The Cloncurry biofuels cropping trial is up and running.
Local shire councillors, representatives from the state government’s department of development and Mount Isa to Townsville Economic Zone (MITEZ) went on site on Tuesday to check the development of the project
Cloncurry Mayor Greg Campbell said the trial was hoped to be the start of a local biofuel industry and they were working with development group to examine the potential types of biofuel plants that a local industry could sustain.
“We’ve got a trial site in conjunction with MITEZ, state development and the council to work out some ideal crops to grow in anticipation of a biofuels industry in the North West,” Cr Campbell said.
“The way this project originated from, we had excess effluent water from the sewage treatment plant that we need to do something with, and it couldn’t be released down the creeks so we had to irrigate it somehow.”
Cr Campbell said they worked a project that potentially had a commercial outcome which could offset some of the operating costs of the treatment plant.

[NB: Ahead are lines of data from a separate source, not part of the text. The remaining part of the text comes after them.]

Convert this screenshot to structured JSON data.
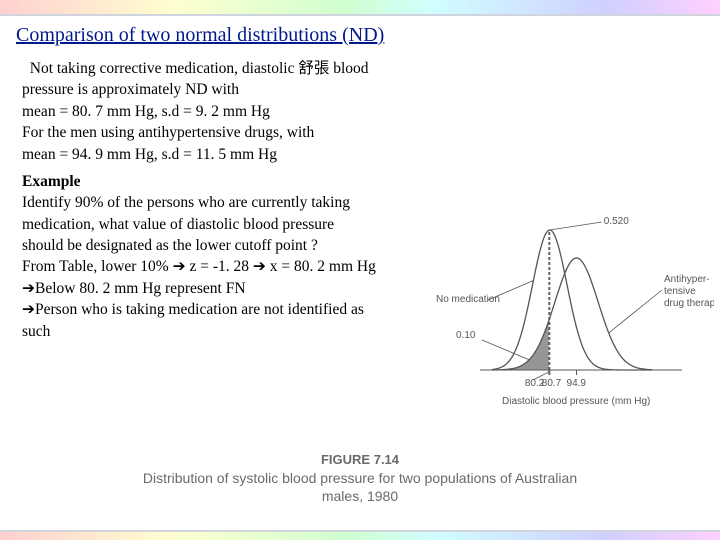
{
  "title": "Comparison of two normal distributions (ND)",
  "para1": {
    "l1": "  Not taking corrective medication, diastolic 舒張 blood",
    "l2": "pressure is approximately ND with",
    "l3": "mean = 80. 7 mm Hg, s.d = 9. 2 mm Hg",
    "l4": "For the men using antihypertensive drugs, with",
    "l5": "mean = 94. 9 mm Hg, s.d = 11. 5 mm Hg"
  },
  "example": {
    "label": "Example",
    "l1": "Identify 90% of the persons who are currently taking",
    "l2": "medication, what value of diastolic blood pressure",
    "l3": "should be designated as the lower cutoff point ?",
    "l4a": "From Table, lower 10% ",
    "l4b": " z = -1. 28 ",
    "l4c": " x = 80. 2 mm Hg",
    "l5": "Below 80. 2 mm Hg represent FN",
    "l6": "Person who is taking medication are not identified as",
    "l7": "such"
  },
  "chart": {
    "curve1": {
      "mean": 80.7,
      "sd": 9.2,
      "stroke": "#555555",
      "fill_left_color": "#959697"
    },
    "curve2": {
      "mean": 94.9,
      "sd": 11.5,
      "stroke": "#555555"
    },
    "xmin": 50,
    "xmax": 135,
    "cutoff_x": 80.2,
    "axis_color": "#555555",
    "label_color": "#555555",
    "label_left": "No medication",
    "label_right_l1": "Antihyper-",
    "label_right_l2": "tensive",
    "label_right_l3": "drug therapy",
    "peak_value": "0.520",
    "left_tail_value": "0.10",
    "xticks": [
      "80.2",
      "80.7",
      "94.9"
    ],
    "xlabel": "Diastolic blood pressure (mm Hg)",
    "fontsize": 10
  },
  "caption": {
    "label": "FIGURE 7.14",
    "l1": "Distribution of systolic blood pressure for two populations of Australian",
    "l2": "males, 1980"
  },
  "arrow_glyph": "➔"
}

“Standard operation for food crops wasn’t an option because it was effluent water,” he said. “So that’s why we’ve turned to biofuel plants and the trial we are doing is using recycled water potentially on an old landfill.”
They have planted numerous different types of crops including guava beans, Sunn hemp, sorghum, leucaena and soy beans to see which ones are the best performing in the local environment.
“We’ve got to get to the point where there is enough scale for the industry but at least we’ll know what the ideal plants are for the climate,” Cr Campbell said.
Through the MITEZ funding, Cloncurry Shire Council have secured the services of a specialist agronomist to oversee the project with assistance from the Department of Agriculture and Fisheries with council staff looking after the watering and the monitoring.
Cr Campbell said the trial would last a couple of months to see growth rates and potential yield.
“We’ve got another plot of land we’d like to do a winter crop later next year to see the different seasonal impacts.”